Many years ago when I was in Cub Scouts there was an impromptu ceremony held for some of our Pack who were moving up into the big boys’ club of Scouts** As there was only 3 of them, the powers-that-were decided that, instead of the normal “swearing in” procedure, they would use our meeting hut, a length of rope, and a lot of imagination.
We all stood on one side of the room and the rope was strung across the length of the hut, about a foot off the floor. Two senior Scout leaders then got the lads to jump over the rope one at a time, signifying their passage from one world to another, i.e our “world” of Cubs to the new world of Scouts.
This has always stuck in my mind as a very clever, yet simple way of making a point and making it clear to children what the meaning signified.
Recently I’ve been having hypnotherapy and one of the things I’ve realised from this is that I purposely held back from jumping the rope for most of my life as I got older.
My family were uber dysfunctional, presided over by a self obsessed, spiteful matriarch and a father who was loyal to his wife no matter how badly she treated both him, his children and his own parents. This was a choice to prevent her leaving home, but like Veruca Salt, the more you give people, the more they think they are entitled to and the less they think they’re actually getting.
Seeing just how miserable life was for “grown ups” when I was a child and a teenager I made a sub conscious decision to avoid joining their world as long as possible, if not for ever.
Problems arise when you see just how much worry parents pour over issues such as money, mortgages, holidays or even who’s cooking dinner. The stress and anxiety that this life brought to my parents, and in particular my mother, put me off ever wanting to be a part of it. My old dear’s philosophy was that you should buy a house as soon as possible and then save every penny you had so that, by the age of 50 you would then be secure. This seemed farcical even at the time and despite the fact that both she and my father had good, well paying jobs, money was an issue she constantly whined about. One of her other beliefs was that you should save and save and save…so that every 5 years you could buy a new car.
Whoopee fucking do!
While money had indeed been tight when my parents married in 1967, her mindset of “never having enough” and “buying the next but cheapest item” continued well after it needed to and she continued to perpetuate the myth of being impoverished, when we blatantly weren’t.
Another thing that put me off was that the social life of a married couple seemed to be hardly ever going out and occasionally inviting friends over for dinner, or being invited to dinner.
Why, I thought, would I want to put myself in such boring misery? To be trapped in a house I would spend 25 years paying for where even a trip to a restaurant would seem like a lavish excess.

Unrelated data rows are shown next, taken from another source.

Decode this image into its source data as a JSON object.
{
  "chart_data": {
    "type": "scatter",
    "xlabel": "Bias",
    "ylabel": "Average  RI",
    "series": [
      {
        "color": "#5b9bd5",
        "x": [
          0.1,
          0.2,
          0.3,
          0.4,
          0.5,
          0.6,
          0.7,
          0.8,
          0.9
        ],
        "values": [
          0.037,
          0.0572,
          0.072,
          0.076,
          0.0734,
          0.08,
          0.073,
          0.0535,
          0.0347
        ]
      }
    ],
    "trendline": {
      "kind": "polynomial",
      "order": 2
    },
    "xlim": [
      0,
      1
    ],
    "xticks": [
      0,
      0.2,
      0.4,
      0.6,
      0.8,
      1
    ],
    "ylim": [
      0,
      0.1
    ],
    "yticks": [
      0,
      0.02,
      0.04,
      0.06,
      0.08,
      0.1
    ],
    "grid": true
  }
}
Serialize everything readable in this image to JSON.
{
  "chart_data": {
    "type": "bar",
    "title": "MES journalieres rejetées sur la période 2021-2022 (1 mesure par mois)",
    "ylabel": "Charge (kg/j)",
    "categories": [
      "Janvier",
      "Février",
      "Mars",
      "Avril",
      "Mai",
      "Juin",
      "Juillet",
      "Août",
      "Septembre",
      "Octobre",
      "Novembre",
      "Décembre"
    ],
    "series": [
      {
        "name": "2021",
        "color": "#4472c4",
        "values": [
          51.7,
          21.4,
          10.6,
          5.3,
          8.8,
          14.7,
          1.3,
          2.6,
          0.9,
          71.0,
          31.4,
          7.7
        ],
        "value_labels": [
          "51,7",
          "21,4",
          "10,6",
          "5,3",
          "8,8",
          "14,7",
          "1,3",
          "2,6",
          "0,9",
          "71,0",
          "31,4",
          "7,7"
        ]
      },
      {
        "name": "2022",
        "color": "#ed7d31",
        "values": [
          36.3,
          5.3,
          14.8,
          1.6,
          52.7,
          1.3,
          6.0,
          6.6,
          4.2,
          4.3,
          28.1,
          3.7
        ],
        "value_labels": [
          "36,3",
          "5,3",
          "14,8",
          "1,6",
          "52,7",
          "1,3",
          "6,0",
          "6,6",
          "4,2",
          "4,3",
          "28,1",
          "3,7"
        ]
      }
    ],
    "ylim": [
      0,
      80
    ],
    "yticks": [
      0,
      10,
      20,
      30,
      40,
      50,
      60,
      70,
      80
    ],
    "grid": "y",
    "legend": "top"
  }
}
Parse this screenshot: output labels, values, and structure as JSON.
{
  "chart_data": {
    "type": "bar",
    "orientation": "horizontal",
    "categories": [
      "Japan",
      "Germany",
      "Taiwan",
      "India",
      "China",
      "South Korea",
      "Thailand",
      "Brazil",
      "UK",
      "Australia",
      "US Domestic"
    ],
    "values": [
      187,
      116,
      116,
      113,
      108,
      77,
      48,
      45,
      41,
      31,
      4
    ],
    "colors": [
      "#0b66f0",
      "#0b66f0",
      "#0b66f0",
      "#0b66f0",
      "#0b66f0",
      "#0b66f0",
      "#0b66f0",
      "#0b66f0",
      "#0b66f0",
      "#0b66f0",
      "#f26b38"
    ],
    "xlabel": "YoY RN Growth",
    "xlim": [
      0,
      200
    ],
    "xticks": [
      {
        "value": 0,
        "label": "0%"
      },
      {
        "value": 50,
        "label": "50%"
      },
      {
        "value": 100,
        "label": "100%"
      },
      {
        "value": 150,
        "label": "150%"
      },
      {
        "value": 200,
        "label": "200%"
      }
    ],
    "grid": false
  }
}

A fly in the ointment was the type of friends my parents had. One particular revolting creature named Gloria used to come round our house wearing tight black leather trousers (she had about a 42 inch waist)***. She talked down to me, my brother and even my mother and was an ignorant, opinionated dog.
Two other friends were, years later, described by my father as “those two boring buggers”. Turned out that my parents didn’t actually like them, but didn’t have the courage or were too embarrassed to simply cut the rope. They would lament how boring these two were**** and how the woman was a lousy cook. This seemed to me to be a living nightmare. Having to spend most nights at home due to not having enough money, and some of the precious free time you actually had, would be spent in the presence of people you didn’t even like but couldn’t tell them so for fear of causing offence.
A skint, boring, stressful, anxious, restricted and limited life was what I believed awaited me as an adult doing adult things in an adult world.
The abuse my mother put my way as I grew up also made me realise that getting a job that I wanted (her job meant more to her than anything else, including her family. She actually said this on more than one occasion) would result in stress, viciousness, bullying, tantrum throwing and taking my bad moods out on my children. I didn’t want to bring kids into a world where they would be treated like that. I also didn’t want to be trapped in a job that was my only sense of self worth or to be so stressed out doing it that I became a tyrant as a direct result of doing it.
All in all, the world of adults seemed scary, unpleasant and unfulfilling. Remaining childlike (albeit not necessarily childish) was a way of avoiding the horrendous misery and despair that I had linked to the world that awaited me once my full time education was over.
Jumping over the rope was not something I was willing to do.
Now...just need to get my left knee repaired (recent Krav Maga grading) and I might take a running jump at it.
** Now more of a unisex world where girls can join in too. Part of me still thinks this sucks.
*** I've actually had counselling about seeing her in these. No I'm not joking
**** Also not nice people. The husband once proudly told me that he was on jury service and they found the accused guilty as they were bored and wanted to go home after the trial went on for 2 weeks.